5. Lacuna de competências: a nova emergência
De acordo com o relatório da EasyVista The State of SMB ITSM 2026, uma das principais limitações para as PMEs é a falta de competências nas equipas de IT. Não se trata apenas de hard skills técnicas, mas também de capacidades de gestão, pensamento crítico, comunicação e adaptabilidade.
Até agora, falámos sobretudo de riscos tecnológicos: IA mal configurada, CMDBs incompletas, incidentes, ameaças de cibersegurança. Mas no centro de qualquer arquitetura de IT – mesmo a mais sofisticada – estão sempre as pessoas, isso não pode ser esquecido. Hoje, o capital humano continua a ser o verdadeiro ativo crítico de qualquer organização de IT. E continuará a sê-lo no futuro.
A adoção massiva de tecnologias baseadas em IA e a crescente complexidade dos ambientes multicloud farão com que a atualização contínua das competências seja indispensável. Mas atenção: não basta formar técnicos mais experientes. É necessário construir equipas transversais e flexíveis, capazes de colaborar, adaptar-se à mudança, partilhar conhecimento e gerir a complexidade com clareza.
O risco associado à lacuna de competências não é apenas quantitativo – ou seja, a escassez de perfis – mas também qualitativo.
Como enfrentar este desafio? Investindo continuamente na formação, na cultura organizacional e na valorização do know-how das diferentes equipas, enquanto se melhora a transparência e a comunicação dentro da empresa.
Atenção: este é um ponto-chave para empresas de qualquer dimensão e setor!
Conclusões
Reconhecer e abordar os riscos para o ITSM em 2026 não significa apenas mitigá-los – significa preparar-se, adaptar-se estrategicamente e transformá-los em oportunidades de evolução.

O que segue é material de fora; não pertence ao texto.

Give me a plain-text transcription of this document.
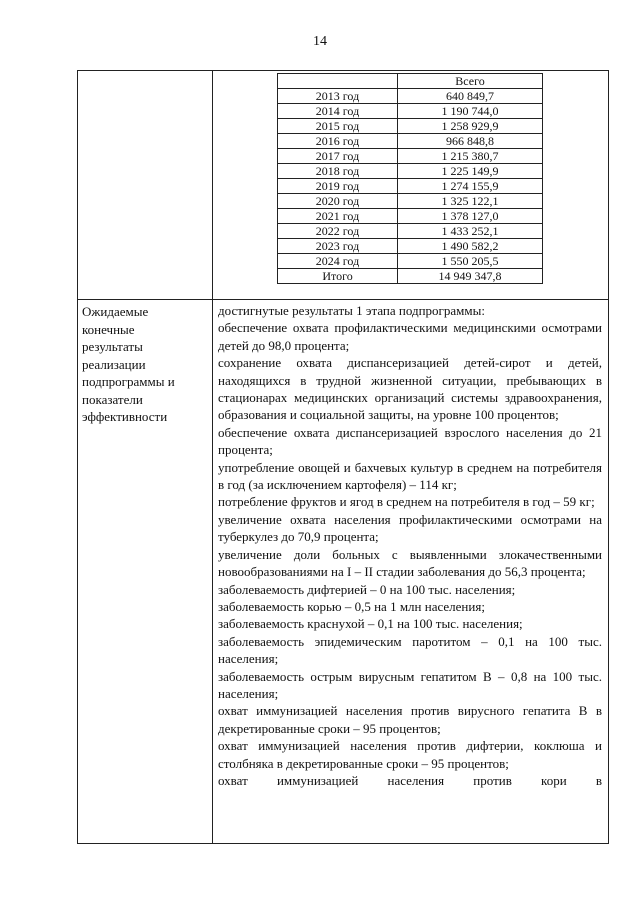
14
	Всего
2013 год	640 849,7
2014 год	1 190 744,0
2015 год	1 258 929,9
2016 год	966 848,8
2017 год	1 215 380,7
2018 год	1 225 149,9
2019 год	1 274 155,9
2020 год	1 325 122,1
2021 год	1 378 127,0
2022 год	1 433 252,1
2023 год	1 490 582,2
2024 год	1 550 205,5
Итого	14 949 347,8
Ожидаемые
конечные
результаты
реализации
подпрограммы и
показатели
эффективности

достигнутые результаты 1 этапа подпрограммы:

обеспечение охвата профилактическими медицинскими осмотрами детей до 98,0 процента;

сохранение охвата диспансеризацией детей-сирот и детей, находящихся в трудной жизненной ситуации, пребывающих в стационарах медицинских организаций системы здравоохранения, образования и социальной защиты, на уровне 100 процентов;

обеспечение охвата диспансеризацией взрослого населения до 21 процента;

употребление овощей и бахчевых культур в среднем на потребителя в год (за исключением картофеля) – 114 кг;

потребление фруктов и ягод в среднем на потребителя в год – 59 кг;

увеличение охвата населения профилактическими осмотрами на туберкулез до 70,9 процента;

увеличение доли больных с выявленными злокачественными новообразованиями на I – II стадии заболевания до 56,3 процента;

заболеваемость дифтерией – 0 на 100 тыс. населения;

заболеваемость корью – 0,5 на 1 млн населения;

заболеваемость краснухой – 0,1 на 100 тыс. населения;

заболеваемость эпидемическим паротитом – 0,1 на 100 тыс. населения;

заболеваемость острым вирусным гепатитом В – 0,8 на 100 тыс. населения;

охват иммунизацией населения против вирусного гепатита В в декретированные сроки – 95 процентов;

охват иммунизацией населения против дифтерии, коклюша и столбняка в декретированные сроки – 95 процентов;

охват иммунизацией населения против кори в
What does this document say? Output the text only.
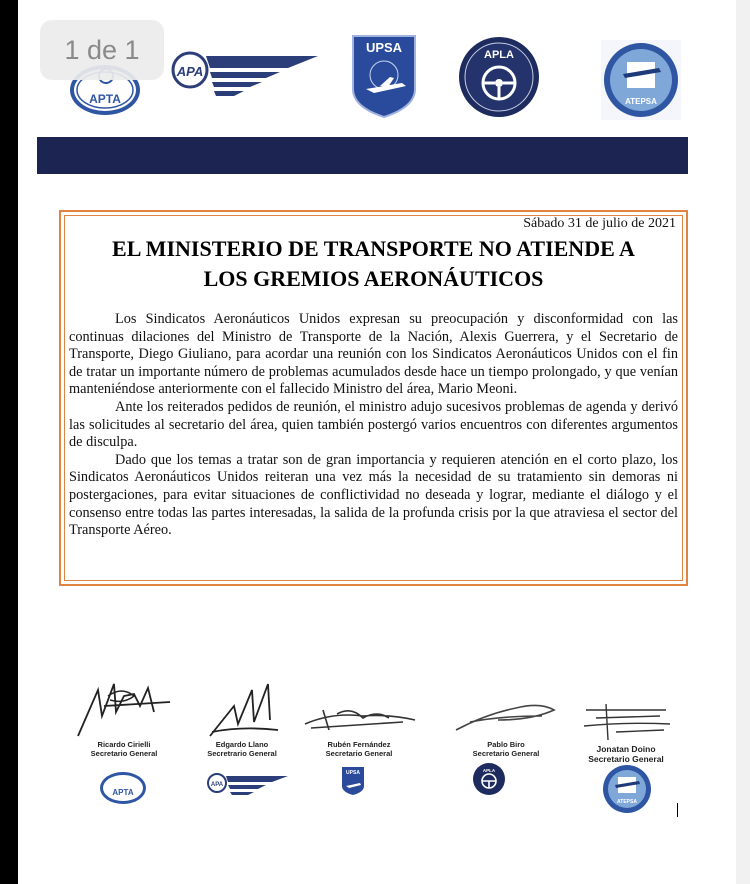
1 de 1
APTA
APA
UPSA	APLA
ATEPSA
Sábado 31 de julio de 2021
EL MINISTERIO DE TRANSPORTE NO ATIENDE A
LOS GREMIOS AERONÁUTICOS

Los Sindicatos Aeronáuticos Unidos expresan su preocupación y disconformidad con las continuas dilaciones del Ministro de Transporte de la Nación, Alexis Guerrera, y el Secretario de Transporte, Diego Giuliano, para acordar una reunión con los Sindicatos Aeronáuticos Unidos con el fin de tratar un importante número de problemas acumulados desde hace un tiempo prolongado, y que venían manteniéndose anteriormente con el fallecido Ministro del área, Mario Meoni.

Ante los reiterados pedidos de reunión, el ministro adujo sucesivos problemas de agenda y derivó las solicitudes al secretario del área, quien también postergó varios encuentros con diferentes argumentos de disculpa.

Dado que los temas a tratar son de gran importancia y requieren atención en el corto plazo, los Sindicatos Aeronáuticos Unidos reiteran una vez más la necesidad de su tratamiento sin demoras ni postergaciones, para evitar situaciones de conflictividad no deseada y lograr, mediante el diálogo y el consenso entre todas las partes interesadas, la salida de la profunda crisis por la que atraviesa el sector del Transporte Aéreo.

Ricardo Cirielli
Secretario General
Edgardo Llano
Secretrario General
Rubén Fernández
Secretario General
Pablo Biro
Secretario General	Jonatan Doino
Secretario General
APTA
APA
UPSA	APLA
ATEPSA
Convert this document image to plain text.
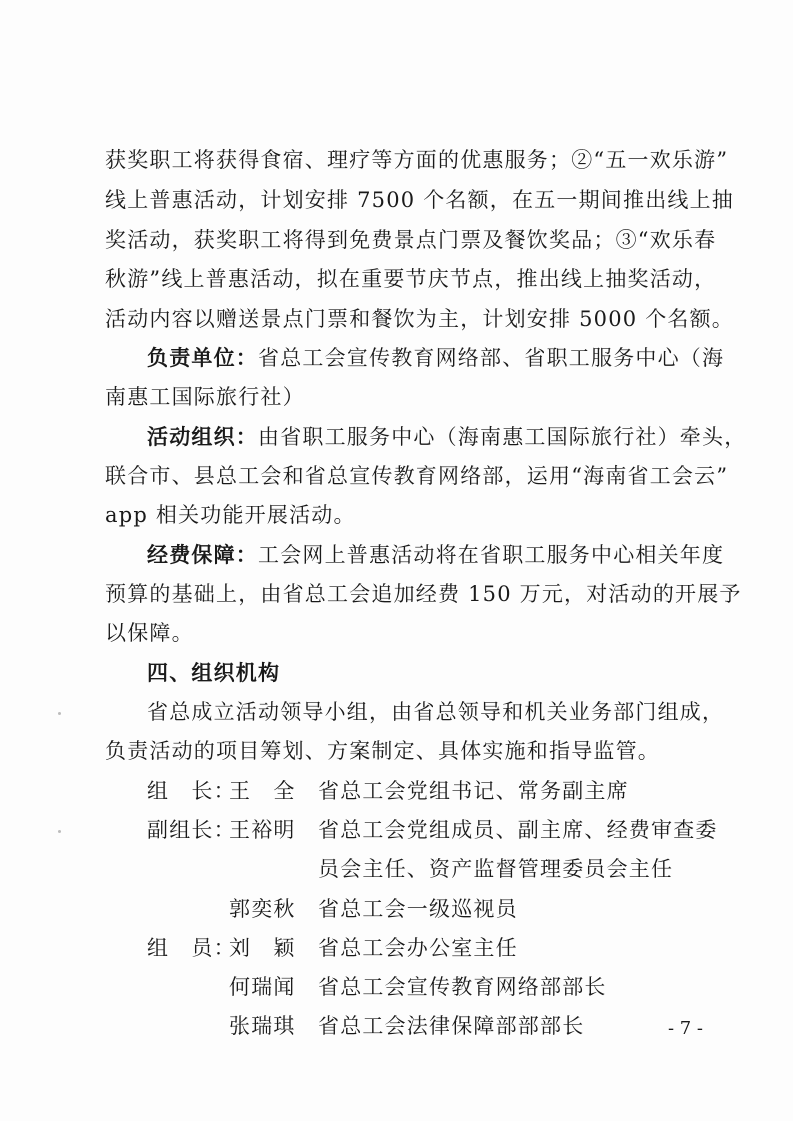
获奖职工将获得食宿、理疗等方面的优惠服务；②“五一欢乐游”
线上普惠活动，计划安排 7500 个名额，在五一期间推出线上抽
奖活动，获奖职工将得到免费景点门票及餐饮奖品；③“欢乐春
秋游”线上普惠活动，拟在重要节庆节点，推出线上抽奖活动，
活动内容以赠送景点门票和餐饮为主，计划安排 5000 个名额。
负责单位：省总工会宣传教育网络部、省职工服务中心（海
南惠工国际旅行社）
活动组织：由省职工服务中心（海南惠工国际旅行社）牵头，
联合市、县总工会和省总宣传教育网络部，运用“海南省工会云”
app 相关功能开展活动。
经费保障：工会网上普惠活动将在省职工服务中心相关年度
预算的基础上，由省总工会追加经费 150 万元，对活动的开展予
以保障。
四、组织机构
省总成立活动领导小组，由省总领导和机关业务部门组成，
负责活动的项目筹划、方案制定、具体实施和指导监管。
组　长：
王　全 省总工会党组书记、常务副主席
副组长：
王裕明 省总工会党组成员、副主席、经费审查委
员会主任、资产监督管理委员会主任
郭奕秋 省总工会一级巡视员
组　员：
刘　颖 省总工会办公室主任
何瑞闻 省总工会宣传教育网络部部长
张瑞琪 省总工会法律保障部部部长	- 7 -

Cibersegurança, governação da IA e da automação, gestão rigorosa de ativos através da CMDB, desenvolvimento de competências internas e capacidade de resposta rápida a incidentes complexos – estes são os principais pontos a manter sob controlo. Mas o verdadeiro passo vai ainda mais longe – a transição de uma abordagem reativa para uma abordagem proativa.
Perguntas frequentes
Quais são os principais riscos para o ITSM em 2026?
Cibersegurança avançada, automação mal gerida, lacunas na CMDB, fragilidade na gestão de escalonamentos e lacuna de competências do pessoal.
Porque é importante monitorizar a utilização da IA nas organizações?
Para evitar riscos de segurança, perdas de dados ou decisões incorretas geradas por modelos não validados ou não autorizados. A IA é o futuro (e já é o presente), mas deve ser gerida de acordo com necessidades bem definidas.
Como colmatar a falta de competências na equipa de IT?
Investindo continuamente em formação, no desenvolvimento de soft skills e na criação de um ambiente de aprendizagem contínua.